Some of these barriers stem from the fact that disabled workers’ needs are often overlooked in the design and evaluation of selection procedures, both those that leverage automation or AI and those that do not (Papinchock et al., 2023). This is especially likely to happen when hiring procedures and technologies are designed without input from disabled workers and disability experts, and thus do not consider the full range of people who may use a new technology or feature (Brown et al., 2020). Examples include systems that rely on facial recognition or automated analysis of interactions with a computer (Rieke & Bogen, 2018), or automated systems designed to recognize and analyze speech. These kinds of systems are commonly used to power video interviewing systems in hiring, and have been shown to perform worse for speakers with a variety of disabilities (Tu et al., 2016; Glasser et al., 2017; Hidalgo Lopez et al., 2023).

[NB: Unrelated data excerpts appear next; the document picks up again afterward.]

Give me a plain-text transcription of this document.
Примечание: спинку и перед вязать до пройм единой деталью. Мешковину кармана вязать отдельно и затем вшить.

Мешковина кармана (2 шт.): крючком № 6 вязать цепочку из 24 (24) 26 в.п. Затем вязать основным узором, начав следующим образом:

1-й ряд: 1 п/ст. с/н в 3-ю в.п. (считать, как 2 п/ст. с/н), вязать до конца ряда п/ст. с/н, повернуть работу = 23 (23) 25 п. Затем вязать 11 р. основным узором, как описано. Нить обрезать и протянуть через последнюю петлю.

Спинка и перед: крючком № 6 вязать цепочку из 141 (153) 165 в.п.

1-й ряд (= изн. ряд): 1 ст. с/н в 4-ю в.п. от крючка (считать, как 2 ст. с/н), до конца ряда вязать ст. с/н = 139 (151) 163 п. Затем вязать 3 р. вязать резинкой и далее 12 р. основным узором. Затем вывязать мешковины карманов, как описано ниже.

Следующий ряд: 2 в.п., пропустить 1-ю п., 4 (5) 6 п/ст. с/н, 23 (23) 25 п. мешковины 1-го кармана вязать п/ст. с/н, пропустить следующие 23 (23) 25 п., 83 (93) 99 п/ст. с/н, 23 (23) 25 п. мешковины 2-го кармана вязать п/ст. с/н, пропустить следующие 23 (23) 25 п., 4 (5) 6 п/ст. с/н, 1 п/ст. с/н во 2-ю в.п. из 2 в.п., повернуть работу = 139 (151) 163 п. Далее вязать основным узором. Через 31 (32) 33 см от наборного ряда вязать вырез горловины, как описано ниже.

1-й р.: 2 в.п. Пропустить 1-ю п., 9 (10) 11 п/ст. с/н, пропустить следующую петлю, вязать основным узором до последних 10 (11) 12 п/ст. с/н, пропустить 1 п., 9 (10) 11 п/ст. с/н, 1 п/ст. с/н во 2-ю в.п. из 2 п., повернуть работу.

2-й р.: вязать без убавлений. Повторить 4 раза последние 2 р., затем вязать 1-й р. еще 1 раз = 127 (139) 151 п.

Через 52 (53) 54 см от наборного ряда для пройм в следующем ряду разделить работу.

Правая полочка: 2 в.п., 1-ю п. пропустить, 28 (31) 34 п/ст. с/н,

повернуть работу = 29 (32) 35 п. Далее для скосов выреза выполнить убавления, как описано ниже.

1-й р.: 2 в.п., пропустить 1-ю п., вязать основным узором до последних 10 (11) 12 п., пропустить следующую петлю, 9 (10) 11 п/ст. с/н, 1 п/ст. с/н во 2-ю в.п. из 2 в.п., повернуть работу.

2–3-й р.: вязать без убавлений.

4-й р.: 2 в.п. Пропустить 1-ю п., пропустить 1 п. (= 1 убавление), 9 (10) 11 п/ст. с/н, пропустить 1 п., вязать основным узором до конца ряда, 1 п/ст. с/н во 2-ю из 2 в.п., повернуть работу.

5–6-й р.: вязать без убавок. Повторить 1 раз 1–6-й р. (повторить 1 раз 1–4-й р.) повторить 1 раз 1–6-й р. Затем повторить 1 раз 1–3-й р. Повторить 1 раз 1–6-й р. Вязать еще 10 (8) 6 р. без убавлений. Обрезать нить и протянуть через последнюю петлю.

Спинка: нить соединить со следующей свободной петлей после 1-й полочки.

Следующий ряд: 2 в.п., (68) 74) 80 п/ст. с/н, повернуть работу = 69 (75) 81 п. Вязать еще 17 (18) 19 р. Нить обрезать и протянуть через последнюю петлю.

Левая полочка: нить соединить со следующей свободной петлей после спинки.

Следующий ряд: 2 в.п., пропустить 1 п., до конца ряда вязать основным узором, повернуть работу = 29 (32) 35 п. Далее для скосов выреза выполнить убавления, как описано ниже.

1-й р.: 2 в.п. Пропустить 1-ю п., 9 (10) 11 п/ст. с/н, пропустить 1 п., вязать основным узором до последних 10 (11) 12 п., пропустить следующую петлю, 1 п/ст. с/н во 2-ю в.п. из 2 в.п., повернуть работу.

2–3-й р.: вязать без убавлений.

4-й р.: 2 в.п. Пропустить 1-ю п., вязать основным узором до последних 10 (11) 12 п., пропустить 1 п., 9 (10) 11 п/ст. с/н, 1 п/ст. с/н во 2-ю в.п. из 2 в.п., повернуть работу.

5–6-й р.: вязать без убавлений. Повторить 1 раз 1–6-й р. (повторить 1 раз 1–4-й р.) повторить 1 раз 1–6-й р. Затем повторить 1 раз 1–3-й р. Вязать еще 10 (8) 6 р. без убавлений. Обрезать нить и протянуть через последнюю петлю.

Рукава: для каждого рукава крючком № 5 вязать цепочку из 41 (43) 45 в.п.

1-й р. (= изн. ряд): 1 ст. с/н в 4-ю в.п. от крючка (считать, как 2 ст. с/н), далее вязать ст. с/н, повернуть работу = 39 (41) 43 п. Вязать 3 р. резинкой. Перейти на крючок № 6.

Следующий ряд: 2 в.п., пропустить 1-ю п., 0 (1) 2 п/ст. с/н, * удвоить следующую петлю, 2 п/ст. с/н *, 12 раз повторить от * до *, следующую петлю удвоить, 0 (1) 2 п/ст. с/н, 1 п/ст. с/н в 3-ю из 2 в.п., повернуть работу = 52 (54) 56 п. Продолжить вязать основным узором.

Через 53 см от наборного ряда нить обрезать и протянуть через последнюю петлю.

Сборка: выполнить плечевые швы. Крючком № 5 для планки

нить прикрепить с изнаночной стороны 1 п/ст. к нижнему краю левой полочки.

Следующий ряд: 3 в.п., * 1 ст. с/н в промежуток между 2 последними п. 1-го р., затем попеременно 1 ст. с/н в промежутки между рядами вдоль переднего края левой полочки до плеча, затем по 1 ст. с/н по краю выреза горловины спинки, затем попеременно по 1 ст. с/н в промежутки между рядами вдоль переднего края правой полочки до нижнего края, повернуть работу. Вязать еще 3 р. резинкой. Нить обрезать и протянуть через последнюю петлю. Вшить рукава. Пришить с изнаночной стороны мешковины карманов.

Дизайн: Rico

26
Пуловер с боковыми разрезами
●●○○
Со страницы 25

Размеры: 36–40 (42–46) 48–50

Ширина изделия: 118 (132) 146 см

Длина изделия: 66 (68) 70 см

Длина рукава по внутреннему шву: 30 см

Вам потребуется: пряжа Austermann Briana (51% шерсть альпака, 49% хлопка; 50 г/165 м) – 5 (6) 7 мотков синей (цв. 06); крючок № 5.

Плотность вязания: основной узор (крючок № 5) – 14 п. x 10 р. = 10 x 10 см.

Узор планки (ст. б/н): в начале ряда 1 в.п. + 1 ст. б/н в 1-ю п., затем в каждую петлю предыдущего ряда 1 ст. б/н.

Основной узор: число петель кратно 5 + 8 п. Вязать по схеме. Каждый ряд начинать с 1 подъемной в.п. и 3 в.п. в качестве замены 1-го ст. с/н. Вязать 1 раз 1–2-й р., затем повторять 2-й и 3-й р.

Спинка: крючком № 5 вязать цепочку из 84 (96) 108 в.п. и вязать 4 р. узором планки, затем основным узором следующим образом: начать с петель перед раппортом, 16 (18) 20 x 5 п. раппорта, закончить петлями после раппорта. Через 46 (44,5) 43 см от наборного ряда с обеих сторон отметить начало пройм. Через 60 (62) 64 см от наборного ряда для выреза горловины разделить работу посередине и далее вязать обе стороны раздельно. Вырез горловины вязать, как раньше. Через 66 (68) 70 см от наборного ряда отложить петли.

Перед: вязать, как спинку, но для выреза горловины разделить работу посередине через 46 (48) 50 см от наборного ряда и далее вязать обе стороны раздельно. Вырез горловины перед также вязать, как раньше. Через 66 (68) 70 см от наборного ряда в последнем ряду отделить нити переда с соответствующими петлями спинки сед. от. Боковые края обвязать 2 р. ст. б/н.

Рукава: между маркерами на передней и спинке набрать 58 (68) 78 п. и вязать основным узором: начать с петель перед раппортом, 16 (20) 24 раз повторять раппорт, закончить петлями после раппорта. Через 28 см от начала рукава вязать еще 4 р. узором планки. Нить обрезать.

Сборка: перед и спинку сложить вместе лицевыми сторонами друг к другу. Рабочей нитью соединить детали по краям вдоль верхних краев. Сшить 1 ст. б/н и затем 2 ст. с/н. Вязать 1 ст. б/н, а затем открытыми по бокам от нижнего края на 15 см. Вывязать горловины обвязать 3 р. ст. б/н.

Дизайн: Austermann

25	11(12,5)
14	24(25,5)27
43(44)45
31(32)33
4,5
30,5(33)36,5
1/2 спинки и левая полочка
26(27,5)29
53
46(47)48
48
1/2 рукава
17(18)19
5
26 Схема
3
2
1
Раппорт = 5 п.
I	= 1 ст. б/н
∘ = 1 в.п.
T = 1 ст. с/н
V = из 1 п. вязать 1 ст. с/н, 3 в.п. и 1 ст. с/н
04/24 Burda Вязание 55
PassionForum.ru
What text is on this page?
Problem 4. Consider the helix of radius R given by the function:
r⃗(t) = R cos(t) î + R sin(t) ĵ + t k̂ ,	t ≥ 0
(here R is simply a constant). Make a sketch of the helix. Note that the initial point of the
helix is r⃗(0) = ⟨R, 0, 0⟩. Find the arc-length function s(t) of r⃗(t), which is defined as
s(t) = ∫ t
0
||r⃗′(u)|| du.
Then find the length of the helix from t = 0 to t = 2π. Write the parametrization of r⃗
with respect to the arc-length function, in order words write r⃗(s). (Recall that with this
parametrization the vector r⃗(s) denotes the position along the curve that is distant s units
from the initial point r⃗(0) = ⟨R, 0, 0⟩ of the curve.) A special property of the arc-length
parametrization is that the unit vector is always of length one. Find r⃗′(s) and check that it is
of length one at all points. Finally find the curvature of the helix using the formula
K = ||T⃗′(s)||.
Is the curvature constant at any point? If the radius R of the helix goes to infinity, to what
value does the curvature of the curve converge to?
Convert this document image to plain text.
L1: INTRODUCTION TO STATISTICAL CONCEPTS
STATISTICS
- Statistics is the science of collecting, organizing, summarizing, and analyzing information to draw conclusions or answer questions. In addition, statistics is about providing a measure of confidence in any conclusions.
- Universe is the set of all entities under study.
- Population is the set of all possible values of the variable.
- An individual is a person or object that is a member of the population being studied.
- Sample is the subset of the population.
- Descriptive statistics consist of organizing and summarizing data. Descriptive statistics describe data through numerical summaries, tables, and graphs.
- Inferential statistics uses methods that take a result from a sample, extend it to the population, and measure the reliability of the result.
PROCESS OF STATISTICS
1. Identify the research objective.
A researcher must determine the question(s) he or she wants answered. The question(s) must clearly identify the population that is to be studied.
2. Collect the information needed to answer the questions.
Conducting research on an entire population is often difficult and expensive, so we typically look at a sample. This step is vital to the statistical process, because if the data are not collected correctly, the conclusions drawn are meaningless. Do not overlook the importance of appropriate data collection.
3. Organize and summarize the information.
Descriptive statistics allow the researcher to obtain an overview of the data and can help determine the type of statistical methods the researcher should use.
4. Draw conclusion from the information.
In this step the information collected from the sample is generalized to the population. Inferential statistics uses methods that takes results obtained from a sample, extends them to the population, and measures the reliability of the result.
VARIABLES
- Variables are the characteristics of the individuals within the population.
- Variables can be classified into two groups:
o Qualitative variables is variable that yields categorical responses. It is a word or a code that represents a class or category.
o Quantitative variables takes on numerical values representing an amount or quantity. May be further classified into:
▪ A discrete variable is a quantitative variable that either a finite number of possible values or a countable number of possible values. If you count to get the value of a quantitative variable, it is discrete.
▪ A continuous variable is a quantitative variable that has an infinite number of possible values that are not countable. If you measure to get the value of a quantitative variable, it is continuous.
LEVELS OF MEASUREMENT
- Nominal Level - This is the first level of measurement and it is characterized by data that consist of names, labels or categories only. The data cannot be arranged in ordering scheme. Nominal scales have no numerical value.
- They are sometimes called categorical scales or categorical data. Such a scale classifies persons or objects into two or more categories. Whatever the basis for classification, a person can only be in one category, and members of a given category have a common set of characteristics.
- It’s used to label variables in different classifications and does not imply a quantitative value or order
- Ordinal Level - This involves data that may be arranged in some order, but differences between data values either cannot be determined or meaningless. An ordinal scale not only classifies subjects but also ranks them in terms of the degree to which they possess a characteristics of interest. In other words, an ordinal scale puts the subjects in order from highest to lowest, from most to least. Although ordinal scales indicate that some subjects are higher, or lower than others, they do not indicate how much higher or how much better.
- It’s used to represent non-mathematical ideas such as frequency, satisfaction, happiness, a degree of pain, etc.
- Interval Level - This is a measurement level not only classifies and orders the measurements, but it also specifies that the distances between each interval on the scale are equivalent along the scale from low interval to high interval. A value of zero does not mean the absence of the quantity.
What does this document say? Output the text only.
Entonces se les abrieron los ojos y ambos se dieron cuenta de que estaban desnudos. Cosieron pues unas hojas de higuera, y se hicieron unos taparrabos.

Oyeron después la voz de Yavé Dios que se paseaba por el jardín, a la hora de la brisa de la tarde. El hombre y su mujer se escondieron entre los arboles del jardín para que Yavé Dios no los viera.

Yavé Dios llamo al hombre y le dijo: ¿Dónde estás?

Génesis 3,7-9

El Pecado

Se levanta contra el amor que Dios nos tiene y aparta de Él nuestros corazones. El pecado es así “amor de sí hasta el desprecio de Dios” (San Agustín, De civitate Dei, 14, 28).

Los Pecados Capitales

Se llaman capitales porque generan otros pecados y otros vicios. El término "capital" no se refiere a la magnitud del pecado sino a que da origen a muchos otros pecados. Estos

While there is clear evidence of the harms certain hiring technologies can have, including for disabled workers, there is a need for more research examining the extent and nature of hiring technologies’ impacts on jobseekers with disabilities. In particular, we identified a gap in research regarding the multi-faceted experiences of disabled workers in engaging with modern hiring technology, as well as in understanding how hiring tools may have different impacts on job seekers with different kinds of disabilities. In this research report we contribute to addressing this gap by examining the experiences of people with disabilities with certain kinds of digitized assessments. In particular, the focus of this report is on the impact of computer-based hiring assessments — including personality testing, cognitive tests, and an AI-scored video interview (hereafter referred to collectively as “digitized assessments”) — on disabled workers.